暮色四合,帅府的汽车碾过青石板路,发出沉闷的声响,一路驶向城中最灯火辉煌的所在——大华饭店。车内,沈清澜僵坐在陆承钧身侧,窗外流光溢彩的霓虹划过她毫无血色的脸,像一道道稍纵即逝的伤口。
她身上是一袭陆承钧命人强行换上的墨绿色丝绒旗袍,高领紧紧箍着脖颈,遮掩住昨日他留下的指痕,却也让她每一次呼吸都倍感艰难。珍珠耳坠冰凉的触感贴在颈侧,随着车身的轻微颠簸轻轻晃动,如同她此刻悬在深渊上的心。袖口之内,那支冰凉的银簪紧贴着小臂,是她此刻唯一的、可怜的依凭。

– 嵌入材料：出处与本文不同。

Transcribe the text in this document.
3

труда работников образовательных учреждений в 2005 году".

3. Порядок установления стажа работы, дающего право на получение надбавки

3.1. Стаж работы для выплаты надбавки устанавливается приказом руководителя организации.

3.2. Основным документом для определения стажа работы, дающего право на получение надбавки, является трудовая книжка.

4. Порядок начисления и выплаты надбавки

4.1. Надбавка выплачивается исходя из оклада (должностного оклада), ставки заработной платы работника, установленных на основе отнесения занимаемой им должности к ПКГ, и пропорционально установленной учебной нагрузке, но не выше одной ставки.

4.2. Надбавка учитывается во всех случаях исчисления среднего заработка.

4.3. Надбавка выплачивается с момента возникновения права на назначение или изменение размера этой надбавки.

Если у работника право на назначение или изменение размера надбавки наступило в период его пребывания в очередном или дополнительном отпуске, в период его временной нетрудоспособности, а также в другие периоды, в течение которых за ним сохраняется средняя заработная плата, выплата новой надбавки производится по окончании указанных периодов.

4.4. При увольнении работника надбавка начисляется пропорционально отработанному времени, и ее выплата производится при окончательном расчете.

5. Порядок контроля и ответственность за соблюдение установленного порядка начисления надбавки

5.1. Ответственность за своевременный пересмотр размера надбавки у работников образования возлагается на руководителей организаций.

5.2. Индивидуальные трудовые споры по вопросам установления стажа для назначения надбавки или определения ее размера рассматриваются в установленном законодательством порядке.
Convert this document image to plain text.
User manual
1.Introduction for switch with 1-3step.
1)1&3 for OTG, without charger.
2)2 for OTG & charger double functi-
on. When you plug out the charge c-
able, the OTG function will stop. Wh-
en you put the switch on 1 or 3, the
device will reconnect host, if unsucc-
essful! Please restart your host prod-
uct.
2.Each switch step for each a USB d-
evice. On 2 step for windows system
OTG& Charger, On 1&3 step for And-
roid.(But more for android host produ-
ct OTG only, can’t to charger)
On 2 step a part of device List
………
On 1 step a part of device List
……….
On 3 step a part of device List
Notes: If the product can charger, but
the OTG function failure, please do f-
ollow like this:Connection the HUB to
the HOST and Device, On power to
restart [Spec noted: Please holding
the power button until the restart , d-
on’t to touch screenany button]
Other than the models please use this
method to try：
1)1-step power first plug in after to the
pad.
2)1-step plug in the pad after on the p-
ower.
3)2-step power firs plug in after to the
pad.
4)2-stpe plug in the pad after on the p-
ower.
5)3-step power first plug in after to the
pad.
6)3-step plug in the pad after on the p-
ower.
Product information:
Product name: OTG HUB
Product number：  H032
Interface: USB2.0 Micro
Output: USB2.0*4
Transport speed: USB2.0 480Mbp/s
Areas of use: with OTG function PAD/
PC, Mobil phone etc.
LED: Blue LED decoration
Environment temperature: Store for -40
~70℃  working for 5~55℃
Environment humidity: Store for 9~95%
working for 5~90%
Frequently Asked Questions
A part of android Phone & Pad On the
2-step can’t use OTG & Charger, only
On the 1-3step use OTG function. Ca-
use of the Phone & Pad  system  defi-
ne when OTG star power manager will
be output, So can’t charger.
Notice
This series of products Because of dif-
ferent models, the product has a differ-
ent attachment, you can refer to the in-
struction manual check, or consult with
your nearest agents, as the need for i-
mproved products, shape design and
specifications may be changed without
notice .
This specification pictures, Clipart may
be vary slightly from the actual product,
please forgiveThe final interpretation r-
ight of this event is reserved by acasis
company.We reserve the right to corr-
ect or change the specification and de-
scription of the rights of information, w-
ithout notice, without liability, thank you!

陆承钧自上车便未发一言,只偶尔用那种冷硬的、审视的目光扫过她,仿佛在检查一件即将被展示的货物是否妥帖。他军装笔挺,肩章冰冷,周身散发着不容置喙的压迫感。
车停。侍者恭敬地拉开车门,喧嚣的人声与靡靡乐音瞬间涌来,几乎将沈清澜淹没。陆承钧率先下车,并未看她,只将手臂微微抬起。沈清澜指尖蜷缩了一下,终究还是伸出手,轻轻搭在他的臂弯。触手是坚硬的呢绒和冰冷的金属扣,感受不到一丝人的温度。
他牵着她,步入这金碧辉煌的牢笼。
宴会厅内,水晶吊灯的光芒刺得人睁不开眼,衣香鬓影,觥筹交错。北地军政两界的头面人物几乎尽数在此。他们的到来,瞬间吸引了全场的目光。好奇的、探究的、谄媚的、淫邪的……各种视线如同黏腻的蛛网,缠绕在沈清澜身上。她感到一阵反胃,下意识地挺直了背脊,努力维持着表面那点摇摇欲坠的平静。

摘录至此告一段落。